Source: compute/ship_collision_model.py:313_calc_bend_collisions()

Bend collisions model a ship that fails to turn at the leg’s downstream waypoint and continues straight.

  1. Loop the leg’s direction cells to accumulate an average frequency (avg_freq) and average length / beam (avg_length, avg_beam). The averaging is a simple running mean weighted by non-zero cell count.

  2. Read segment_data[leg]['bend_angle']. If <= 5 degrees, return 0 (no meaningful bend).

  3. Otherwise, call get_bend_collision_candidates():

    n_g = get_bend_collision_candidates(
        Q=avg_freq, P_no_turn=0.01,
        L=avg_length, B=avg_beam,
        theta=bend_angle_rad,
    )
    

    P_no_turn is hard-coded at 0.01 (IALA default).

  4. Multiply by pc.bend and return.

_calc_crossing_collisions()

Source: compute/ship_collision_model.py:367_calc_crossing_collisions()

This is the only function that does cross-leg geometry.

  1. Outer double loop over every (leg1, leg2) pair with j > i to avoid double-counting.

  2. Parse each leg’s Start_Point and End_Point via _parse_point().

  3. Short-circuit unless the two legs share a waypoint (_points_match() comparing start/end pairs). This is the cheap filter that keeps the O(L^2) loop tractable.

  4. Compute each leg’s bearing from the stored bearing field or from _calc_bearing(start, end)().

  5. Crossing angle = abs(bearing1 - bearing2) reduced to [0, 90]. Angles below ~0.1 rad are treated as parallel and skipped.

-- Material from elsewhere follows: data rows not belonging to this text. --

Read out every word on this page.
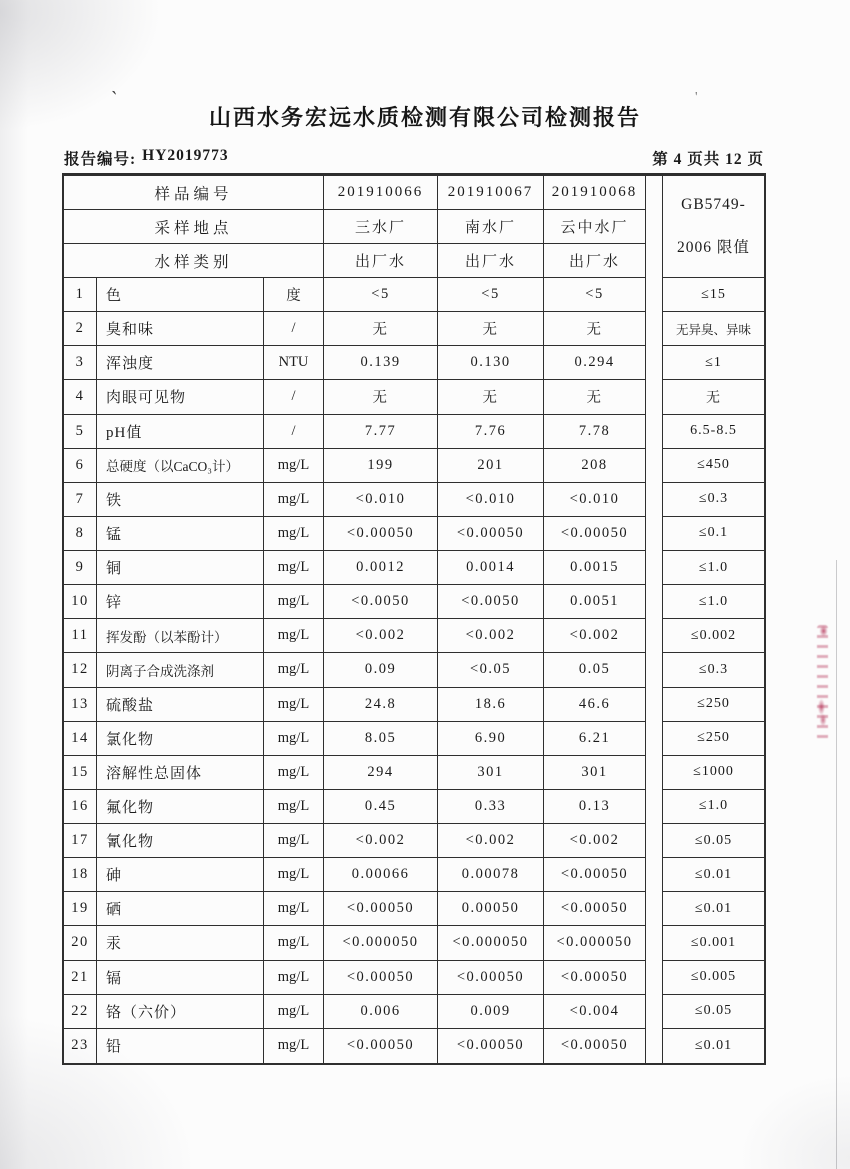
山西水务宏远水质检测有限公司检测报告
报告编号: HY2019773	第 4 页共 12 页
样品编号	201910066	201910067	201910068
采样地点	三水厂	南水厂	云中水厂
水样类别	出厂水	出厂水	出厂水
GB5749-
2006 限值
1	色	度	<5	<5	<5	≤15
2	臭和味	/	无	无	无	无异臭、异味
3	浑浊度	NTU	0.139	0.130	0.294	≤1
4	肉眼可见物	/	无	无	无	无
5	pH值	/	7.77	7.76	7.78	6.5-8.5
6	总硬度（以CaCO₃计）	mg/L	199	201	208	≤450
7	铁	mg/L	<0.010	<0.010	<0.010	≤0.3
8	锰	mg/L	<0.00050	<0.00050	<0.00050	≤0.1
9	铜	mg/L	0.0012	0.0014	0.0015	≤1.0
10	锌	mg/L	<0.0050	<0.0050	0.0051	≤1.0
11	挥发酚（以苯酚计）	mg/L	<0.002	<0.002	<0.002	≤0.002
12	阴离子合成洗涤剂	mg/L	0.09	<0.05	0.05	≤0.3
13	硫酸盐	mg/L	24.8	18.6	46.6	≤250
14	氯化物	mg/L	8.05	6.90	6.21	≤250
15	溶解性总固体	mg/L	294	301	301	≤1000
16	氟化物	mg/L	0.45	0.33	0.13	≤1.0
17	氰化物	mg/L	<0.002	<0.002	<0.002	≤0.05
18	砷	mg/L	0.00066	0.00078	<0.00050	≤0.01
19	硒	mg/L	<0.00050	0.00050	<0.00050	≤0.01
20	汞	mg/L	<0.000050	<0.000050	<0.000050	≤0.001
21	镉	mg/L	<0.00050	<0.00050	<0.00050	≤0.005
22	铬（六价）	mg/L	0.006	0.009	<0.004	≤0.05
23	铅	mg/L	<0.00050	<0.00050	<0.00050	≤0.01
`	'
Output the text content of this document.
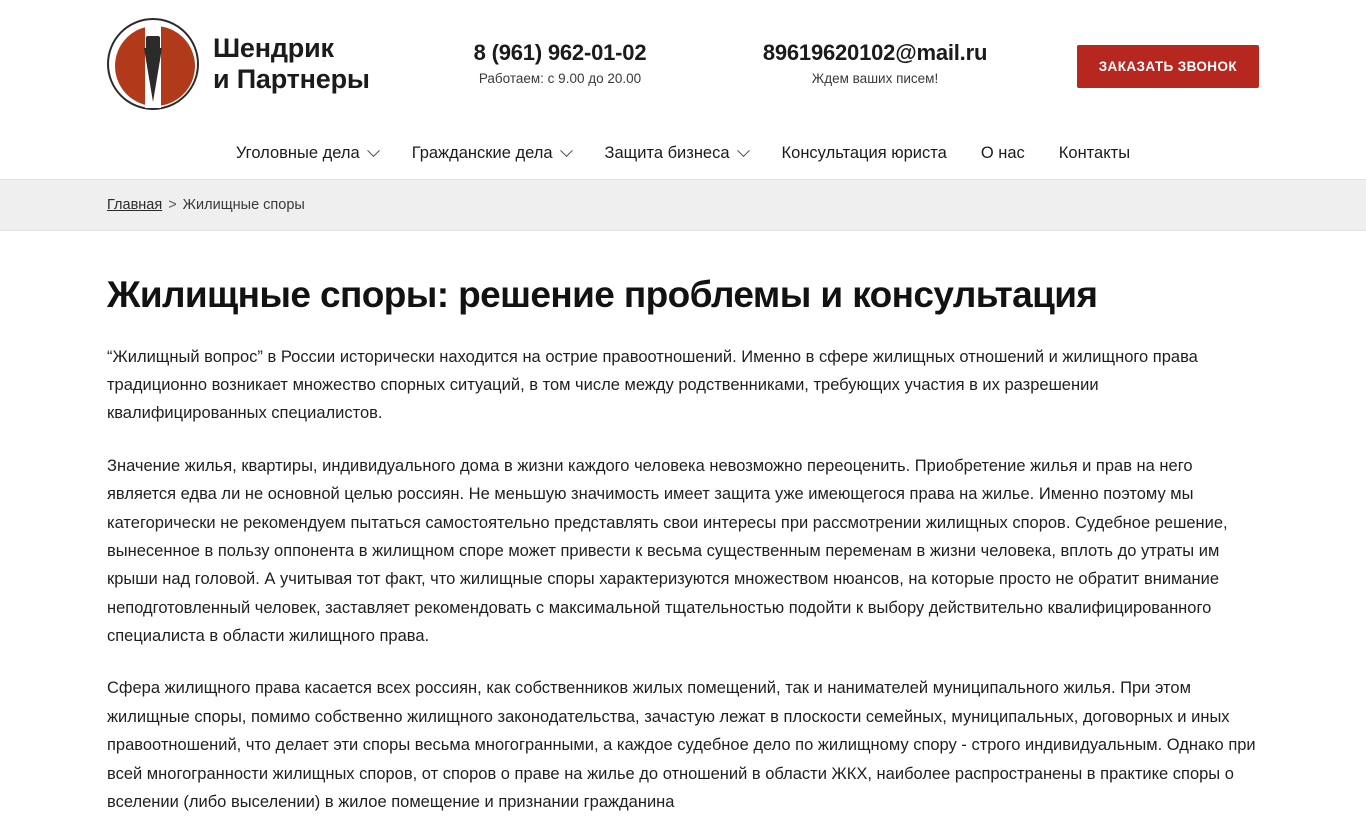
Шендрик
и Партнеры
8 (961) 962-01-02
Работаем: с 9.00 до 20.00
89619620102@mail.ru
Ждем ваших писем!
ЗАКАЗАТЬ ЗВОНОК
Уголовные дела	Гражданские дела	Защита бизнеса	Консультация юриста О нас Контакты
Главная > Жилищные споры
Жилищные споры: решение проблемы и консультация

“Жилищный вопрос” в России исторически находится на острие правоотношений. Именно в сфере жилищных отношений и жилищного права традиционно возникает множество спорных ситуаций, в том числе между родственниками, требующих участия в их разрешении квалифицированных специалистов.

Значение жилья, квартиры, индивидуального дома в жизни каждого человека невозможно переоценить. Приобретение жилья и прав на него является едва ли не основной целью россиян. Не меньшую значимость имеет защита уже имеющегося права на жилье. Именно поэтому мы категорически не рекомендуем пытаться самостоятельно представлять свои интересы при рассмотрении жилищных споров. Судебное решение, вынесенное в пользу оппонента в жилищном споре может привести к весьма существенным переменам в жизни человека, вплоть до утраты им крыши над головой. А учитывая тот факт, что жилищные споры характеризуются множеством нюансов, на которые просто не обратит внимание неподготовленный человек, заставляет рекомендовать с максимальной тщательностью подойти к выбору действительно квалифицированного специалиста в области жилищного права.

Сфера жилищного права касается всех россиян, как собственников жилых помещений, так и нанимателей муниципального жилья. При этом жилищные споры, помимо собственно жилищного законодательства, зачастую лежат в плоскости семейных, муниципальных, договорных и иных правоотношений, что делает эти споры весьма многогранными, а каждое судебное дело по жилищному спору - строго индивидуальным. Однако при всей многогранности жилищных споров, от споров о праве на жилье до отношений в области ЖКХ, наиболее распространены в практике споры о вселении (либо выселении) в жилое помещение и признании гражданина
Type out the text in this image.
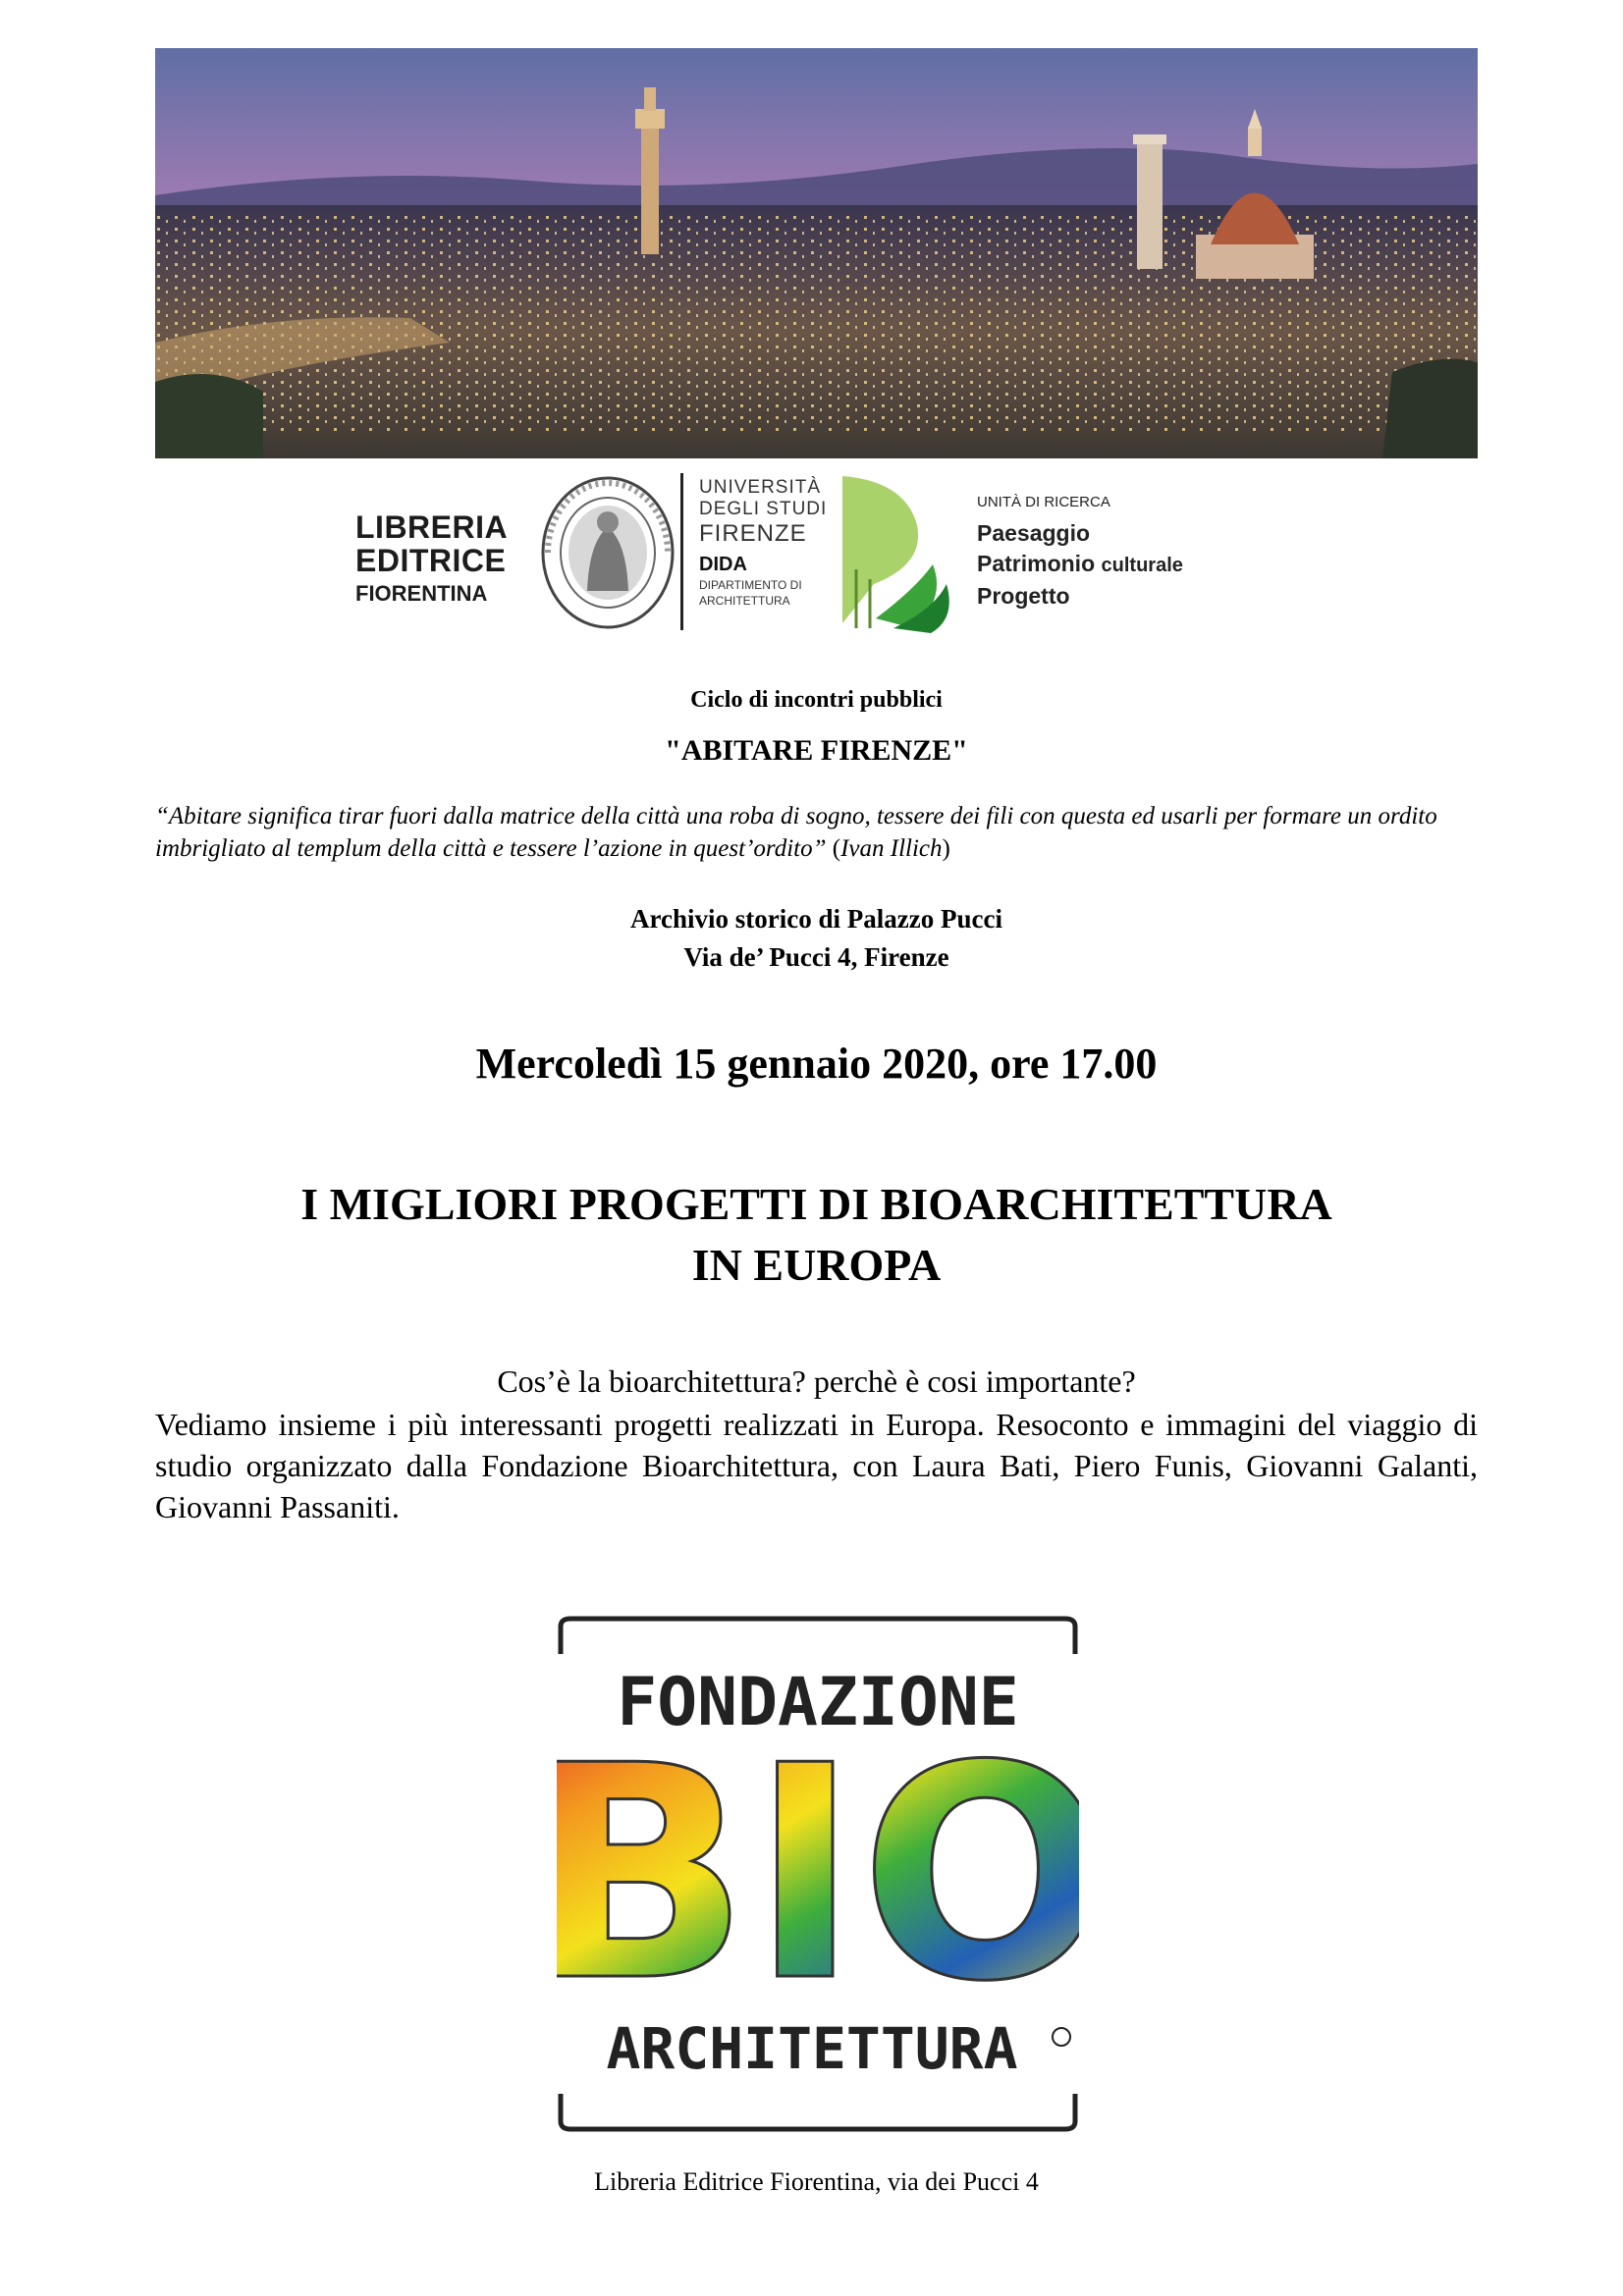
LIBRERIA
EDITRICE
FIORENTINA
UNIVERSITÀ
DEGLI STUDI
FIRENZE
DIDA
DIPARTIMENTO DI
ARCHITETTURA
UNITÀ DI RICERCA
Paesaggio
Patrimonio culturale
Progetto
Ciclo di incontri pubblici
"ABITARE FIRENZE"
“Abitare significa tirar fuori dalla matrice della città una roba di sogno, tessere dei fili con questa ed usarli per formare un ordito imbrigliato al templum della città e tessere l’azione in quest’ordito” (Ivan Illich)
Archivio storico di Palazzo Pucci
Via de’ Pucci 4, Firenze
Mercoledì 15 gennaio 2020, ore 17.00
I MIGLIORI PROGETTI DI BIOARCHITETTURA
IN EUROPA
Cos’è la bioarchitettura? perchè è cosi importante?
Vediamo insieme i più interessanti progetti realizzati in Europa. Resoconto e immagini del viaggio di studio organizzato dalla Fondazione Bioarchitettura, con Laura Bati, Piero Funis, Giovanni Galanti, Giovanni Passaniti.
FONDAZIONE
BIO
ARCHITETTURA
Libreria Editrice Fiorentina, via dei Pucci 4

  6. For every (dir1_cell, dir2_cell) pair on the two legs, call get_crossing_collision_candidates():

    n_g = get_crossing_collision_candidates(
        Q1=q1, Q2=q2, V1=v1_ms, V2=v2_ms,
        L1=l1, L2=l2, B1=b1, B2=b2,
        theta=crossing_angle_rad,
    )
    

    and multiply by pc.crossing before accumulating.

  7. Report progress (cascade phase) after every pair.

The pure-math helpers

All collision math lives in compute.basic_equations. Each helper is a short numpy expression with no external dependencies.

Source: compute/basic_equations.py

Function

Formula (see Ship-Ship Collision Calculations for derivation)

get_head_on_collision_candidates

\(N_G = \frac{Q_1}{V_1}\frac{Q_2}{V_2} V_{ij} P_G L_w / \text{s/yr}\), with \(P_G\) the Gaussian lateral-overlap probability.

get_overtaking_collision_candidates

Same structure but \(V_{ij} = |V_\mathrm{fast} - V_\mathrm{slow}|\) and only pairs with fast > slow contribute.

get_crossing_collision_candidates

\(N_G = \frac{Q_1 Q_2}{V_1 V_2} \frac{D}{\sin\theta} (L_1 + L_2 \sin\theta + B_1 + B_2 \cos\theta) / \text{s/yr}\).

get_bend_collision_candidates

\(N_G = Q \cdot P_\mathrm{no\_turn} \cdot (L + B \tan(\theta))\), simplified from Hansen for a single-leg bend.

sec/year = \(365.25 \times 24 \times 3600\).

Output

After _calc_crossing_collisions() returns, the orchestrator assembles:

result = {
    'head_on': total_head_on,
    'overtaking': total_overtaking,
    'crossing': total_crossing,
    'bend': total_bend,
    'total': sum of all four,
}
self.ship_collision_prob = result['total']
self.collision_report = {
    'totals': result,
    'by_leg': {leg: {'head_on': ..., 'overtaking': ..., 'bend': ...}, ...},
    'causation_factors': {...},
}

The four line-edits (LEPHeadOnCollision, LEPOvertakingCollision, LEPCrossingCollision, LEPMergingCollision) are set with f"{result[...]:.3e}". collision_report is the input to the ship-collision Markdown report written later by DriftingReportMixin (despite the name, the mixin writes all result reports).

Function reference

compute/ship_collision_model.py (all methods of ShipCollisionModelMixin)

  • run_ship_collision_model - orchestrator.

  • _calc_head_on_collisions - per leg.

  • _calc_overtaking_collisions - per leg, per direction.

  • _calc_bend_collisions - per leg, angle > 5 deg.

  • _calc_crossing_collisions - all leg pairs with shared waypoints.

  • _get_weighted_mu_sigma - lateral distribution reduction.

  • _parse_point / _points_match / _calc_bearing - geometry helpers.

  • get_loa_midpoint / estimate_beam - LOA/beam fallback estimates.

compute/basic_equations.py

  • get_head_on_collision_candidates

  • get_overtaking_collision_candidates

  • get_crossing_collision_candidates

  • get_bend_collision_candidates

compute/data_preparation.py

  • get_distribution - extract up to three superposed distributions from one segment’s mean/std/weight fields.